Able EdwardAble's life from infancy on is manipulated to produce the same influences as on the original Able, so as to insure the same creative genius. This involves duplicating not only the good things in the founder's life, but the terrible things as well.

So at age twenty he was badly burned in a tube accident (the tubes unite the civipods). He recovers fully, but his girlfriend was killed. He's a much more serious clone thereafter, & a long time before he learns it was no accident & his first love was murdered by the corporation.

At twenty-five, he is permitted to take over the Edwards Corporation, but then the company begins to lose control of their creation. He immediately shuts down the android manufacturing & begins building a new Fantasy Wonderland.

In the civipods, entertainment has long been a matter of "virtual reality." Able the Second is intent on restoring "reality" & authenticity, including extinct animals cloned for a zoo, rides that can really move & can be touched.
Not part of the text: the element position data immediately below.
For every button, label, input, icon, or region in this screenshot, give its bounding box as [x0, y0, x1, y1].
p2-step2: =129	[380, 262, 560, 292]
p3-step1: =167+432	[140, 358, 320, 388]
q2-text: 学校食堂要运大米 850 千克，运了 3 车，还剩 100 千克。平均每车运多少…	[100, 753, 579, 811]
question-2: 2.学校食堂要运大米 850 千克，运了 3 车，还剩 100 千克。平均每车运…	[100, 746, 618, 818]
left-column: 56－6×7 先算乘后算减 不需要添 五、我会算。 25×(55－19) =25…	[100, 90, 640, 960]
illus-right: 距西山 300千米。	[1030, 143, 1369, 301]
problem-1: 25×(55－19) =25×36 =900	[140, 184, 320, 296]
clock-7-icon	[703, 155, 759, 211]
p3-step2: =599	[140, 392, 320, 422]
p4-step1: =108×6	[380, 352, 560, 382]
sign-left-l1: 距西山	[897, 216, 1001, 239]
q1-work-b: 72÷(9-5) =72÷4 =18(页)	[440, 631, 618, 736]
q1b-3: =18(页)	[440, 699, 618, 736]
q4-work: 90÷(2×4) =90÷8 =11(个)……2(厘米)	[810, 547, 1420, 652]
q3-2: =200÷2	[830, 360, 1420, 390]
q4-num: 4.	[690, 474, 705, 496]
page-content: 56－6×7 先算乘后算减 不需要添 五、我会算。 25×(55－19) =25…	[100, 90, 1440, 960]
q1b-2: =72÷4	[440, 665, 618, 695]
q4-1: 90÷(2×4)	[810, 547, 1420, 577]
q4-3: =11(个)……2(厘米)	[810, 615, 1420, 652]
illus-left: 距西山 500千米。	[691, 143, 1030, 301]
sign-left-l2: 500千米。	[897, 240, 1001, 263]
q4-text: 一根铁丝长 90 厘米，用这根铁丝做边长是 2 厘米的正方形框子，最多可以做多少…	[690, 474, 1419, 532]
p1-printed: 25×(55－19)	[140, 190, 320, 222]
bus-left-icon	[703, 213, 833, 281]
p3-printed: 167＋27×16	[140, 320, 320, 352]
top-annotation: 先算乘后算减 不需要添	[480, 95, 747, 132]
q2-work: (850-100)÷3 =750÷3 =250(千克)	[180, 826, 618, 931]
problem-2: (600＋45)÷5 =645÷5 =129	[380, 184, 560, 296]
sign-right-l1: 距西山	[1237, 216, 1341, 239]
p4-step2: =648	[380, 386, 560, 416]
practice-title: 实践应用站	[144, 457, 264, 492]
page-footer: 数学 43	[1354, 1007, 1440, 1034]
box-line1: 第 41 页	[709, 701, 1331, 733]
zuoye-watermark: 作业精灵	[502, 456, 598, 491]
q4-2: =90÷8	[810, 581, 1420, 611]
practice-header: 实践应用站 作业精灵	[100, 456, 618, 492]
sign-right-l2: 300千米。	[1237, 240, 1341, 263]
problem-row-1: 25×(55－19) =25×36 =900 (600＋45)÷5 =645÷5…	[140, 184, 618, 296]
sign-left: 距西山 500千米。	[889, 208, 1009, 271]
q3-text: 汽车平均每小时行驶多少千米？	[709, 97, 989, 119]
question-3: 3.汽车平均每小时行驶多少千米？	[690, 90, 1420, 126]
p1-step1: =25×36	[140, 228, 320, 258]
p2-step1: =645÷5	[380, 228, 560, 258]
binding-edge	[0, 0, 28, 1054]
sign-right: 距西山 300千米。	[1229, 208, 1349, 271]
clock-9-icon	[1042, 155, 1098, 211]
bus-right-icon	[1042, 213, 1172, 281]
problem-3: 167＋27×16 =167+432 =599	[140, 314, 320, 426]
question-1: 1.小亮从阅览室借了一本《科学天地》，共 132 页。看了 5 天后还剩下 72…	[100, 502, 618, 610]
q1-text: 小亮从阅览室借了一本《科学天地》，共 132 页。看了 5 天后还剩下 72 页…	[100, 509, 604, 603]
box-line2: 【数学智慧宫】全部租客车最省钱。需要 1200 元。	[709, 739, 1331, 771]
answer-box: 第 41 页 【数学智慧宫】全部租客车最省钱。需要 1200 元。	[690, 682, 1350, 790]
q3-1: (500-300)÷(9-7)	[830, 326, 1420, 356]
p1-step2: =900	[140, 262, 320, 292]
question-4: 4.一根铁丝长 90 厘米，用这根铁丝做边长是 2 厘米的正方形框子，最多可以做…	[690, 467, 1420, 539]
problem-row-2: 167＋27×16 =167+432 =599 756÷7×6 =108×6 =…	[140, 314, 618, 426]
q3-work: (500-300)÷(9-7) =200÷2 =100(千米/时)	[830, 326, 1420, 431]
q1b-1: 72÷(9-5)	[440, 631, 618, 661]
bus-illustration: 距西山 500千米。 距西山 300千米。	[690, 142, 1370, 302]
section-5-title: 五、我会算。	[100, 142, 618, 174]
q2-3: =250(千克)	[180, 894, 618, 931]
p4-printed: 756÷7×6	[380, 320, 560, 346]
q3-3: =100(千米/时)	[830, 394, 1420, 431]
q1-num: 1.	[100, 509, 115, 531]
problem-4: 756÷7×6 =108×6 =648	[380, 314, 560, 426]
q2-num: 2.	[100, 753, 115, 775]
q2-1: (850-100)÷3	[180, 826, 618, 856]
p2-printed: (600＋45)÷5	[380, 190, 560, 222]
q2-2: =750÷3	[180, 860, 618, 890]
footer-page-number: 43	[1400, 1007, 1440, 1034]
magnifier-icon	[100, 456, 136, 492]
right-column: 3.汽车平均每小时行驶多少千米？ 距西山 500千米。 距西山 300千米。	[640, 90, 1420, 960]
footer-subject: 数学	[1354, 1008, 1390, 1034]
Beautifully designed in black & white cinematography, the story is treated with a surprising earnestness, as a clone struggles for identity, autonomy, & civil rights for all clones & for the right of his family to inherit.

As his biography continues, we see him enter politics. We are with him as he discovers the falsehoods in his orchestrated life. We suffer with him over the realization of betrayals.

It's an odd, unique film that presents its science fiction premises with considerable novelty, unlike 99.999% of s-f movies which tend to fit a very few familiar patterns.

Which is not to say nothing like it has been done before, but it derives from the print medium. Even allowing that the filmmakers admit to patterning Able Edward's rise & fall on that of Citizen Kane (1941), the story-type is from pulp magazines of the 1950s, & highly reminiscent of the science fiction tales of Cordwainer Smith, Fred Pohl, C. M. Kornblkuth, or Clifford D. Simak.

Shot digitally on a micro-budget in front of a green screen, no actual sets were built, so there's an element of animation involved. The artifice is on some level a heightened reality, contributing as it does to story's presentation of civipods are places of mere "virtual" reality & artifice.

The end result is no work of genius, but a genuine achievement for low-budget filmmaking. Able Edwards represents an historic moment in cinematic method, & does complete justice to old-fashioned storytelling in the idea-driven pulp era.